Her duyduğunda yüreğinden sıcacık bir şey akıyor, bu sıcaklık bütün bedenini kaplıyordu. Dönüp kızına baktı. Uzun sarı saçları omuzlarından dökülmüş, ışıl ışıl mavi gözlerinin içi parlıyordu. Kızını kucaklayıp yanaklarına öpücükler kondurup, "Annesinin güzeli." deyip kızını gıdıklamaya başladı Fidan. Kızı kıkır kıkır gülerken, başını okşayıp yanaklarını öptü. Sonra yanındaki çırağına dönüp, "Sevgi yeni diktiğim elbiseyi mankene giydirip camekana koyun." deyip çıktı. Dükkanın önündeki arabasının kapısını açıp, kızını kucaklayıp ön koltuğa oturtup emniyet kemerini takıp direksiyona geçti. "Önce evimize gidip yaptığım pastayı alalım." evlerine doğru giderken kızının en çok sevdiği Barış Manço'nun çocuk şarkılarından bir tanesini açıp arabayı sürmeye başladı. Evin önünde durduklarında, mavi panjurlu evine uzunca baktı Fidan. Hayalini kurduğu; denize bakan bir evi vardı artık. İçinde sadece kızıyla beraber yaşadığı sıcak bir yuva... Kendi ayaklarının üzerinde kimseye muhtaç olmadan kızıyla beraber yaşamak ne güzeldi! Hayalini kurduğu hayatı yaşıyordu artık. Neşe; hem maddi, hem manevi olarak büyük bir destekte bulunmuştu ona. Her ay Neşe'den aldığı borç parayı, dükkandan kazandığı parayla ödüyordu borcunu. Neşe ne kadar istemese de Fidan ısrar ediyordu parayı alması için.

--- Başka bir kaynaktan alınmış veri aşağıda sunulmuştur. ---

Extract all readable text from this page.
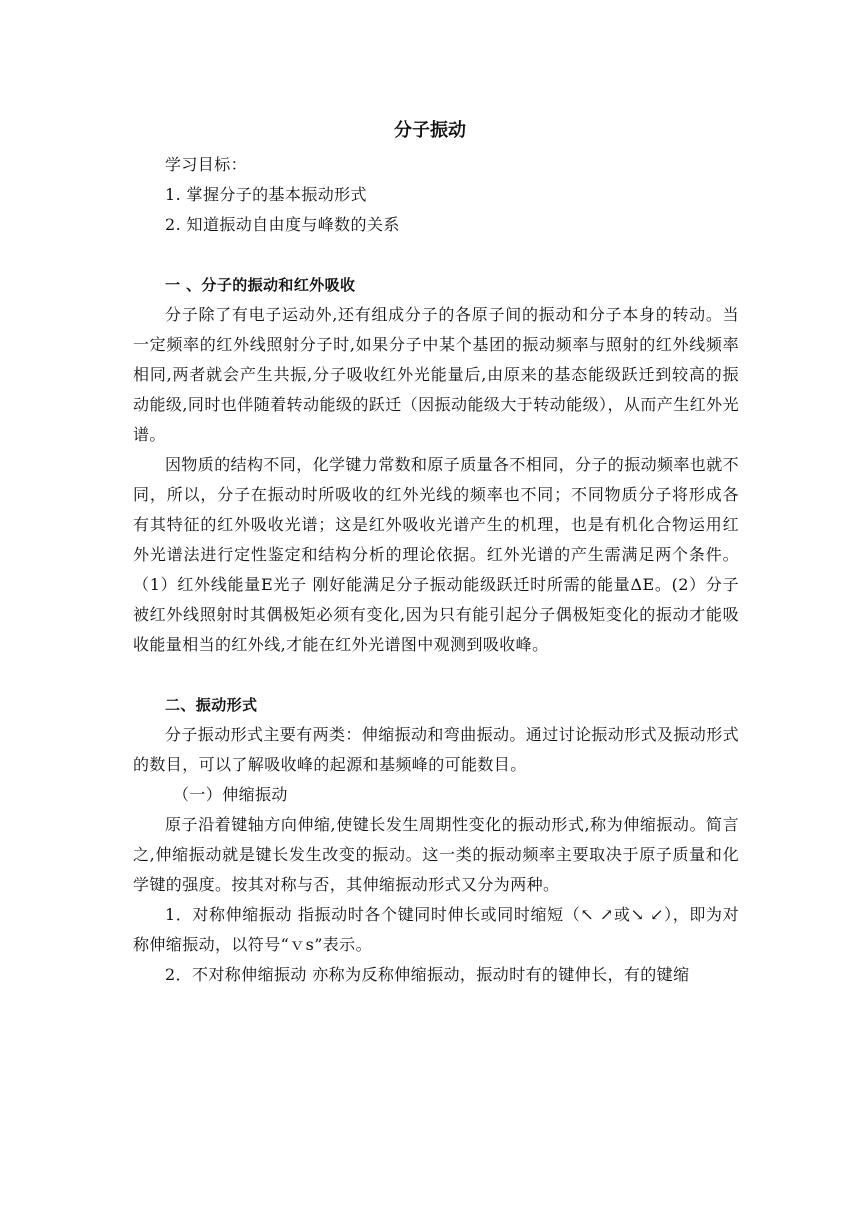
分子振动
学习目标：
1. 掌握分子的基本振动形式
2. 知道振动自由度与峰数的关系
一 、分子的振动和红外吸收

分子除了有电子运动外,还有组成分子的各原子间的振动和分子本身的转动。当一定频率的红外线照射分子时,如果分子中某个基团的振动频率与照射的红外线频率相同,两者就会产生共振,分子吸收红外光能量后,由原来的基态能级跃迁到较高的振动能级,同时也伴随着转动能级的跃迁（因振动能级大于转动能级），从而产生红外光谱。

因物质的结构不同，化学键力常数和原子质量各不相同，分子的振动频率也就不同，所以，分子在振动时所吸收的红外光线的频率也不同；不同物质分子将形成各有其特征的红外吸收光谱；这是红外吸收光谱产生的机理，也是有机化合物运用红外光谱法进行定性鉴定和结构分析的理论依据。红外光谱的产生需满足两个条件。（1）红外线能量E光子 刚好能满足分子振动能级跃迁时所需的能量ΔE。(2）分子被红外线照射时其偶极矩必须有变化,因为只有能引起分子偶极矩变化的振动才能吸收能量相当的红外线,才能在红外光谱图中观测到吸收峰。

二、振动形式

分子振动形式主要有两类：伸缩振动和弯曲振动。通过讨论振动形式及振动形式的数目，可以了解吸收峰的起源和基频峰的可能数目。

（一）伸缩振动

原子沿着键轴方向伸缩,使键长发生周期性变化的振动形式,称为伸缩振动。简言之,伸缩振动就是键长发生改变的振动。这一类的振动频率主要取决于原子质量和化学键的强度。按其对称与否，其伸缩振动形式又分为两种。

1．对称伸缩振动 指振动时各个键同时伸长或同时缩短（↖ ↗或↘ ↙），即为对称伸缩振动，以符号“ｖs”表示。

2．不对称伸缩振动 亦称为反称伸缩振动，振动时有的键伸长，有的键缩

Bahçede oturmuş portakal suyunu yudumlarken, korna sesini duyup başını çevirdiğinde Fidan'ı gördü. Yavaşça kalkıp dostuna gülümsedi Neşe.
"Nasılsın kardeşim?" diye sordu Fidan Neşe'ye sarılıp.
"Çok iyi." dedi Neşe. Fidan'ın kızına bakıp gülümsedi. Eğilip küçük elleri tutup öptü. "Teyzesinin gülü." deyip saçlarını okşadı.
"Çikolatalı pasta yaptım sana." dedi Fidan.
Neşe'nin gözleri parladı. "Canım çekti." diye konuştu.
Cihan güldü. "Ben tabakları getireyim."
Masaya oturduklarında zarfın içine koyduğu parayı Neşe'ye uzattı Fidan.
"Fidan..."
"Bak sen bu parayı almazsan; evden çıkarım, dükkanı işletmem, arabayı da sürmem bir daha." dedi Fidan ciddi bir sesle. "Ben senden borç aldım. Şimdi de borcumu yavaş yavaş ödüyorum."
Neşe kırgınca, "Hani biz kardeştik?" diye mırıldandı.
Fidan gülüp, Neşe'ye sarıldı. "Her zaman kardeşiz. Ama ben emeğimle bir şeyler yapmak istiyorum Neşe. Lütfen anla beni. Emeksiz hiçbir şeyin tadı tuzu olmuyor kardeşim inan bana. Çalıştıkça, para kazandıkça özgüvenim artıyor. Kendi ayaklarım üzerinde durmak öyle güzel ki!"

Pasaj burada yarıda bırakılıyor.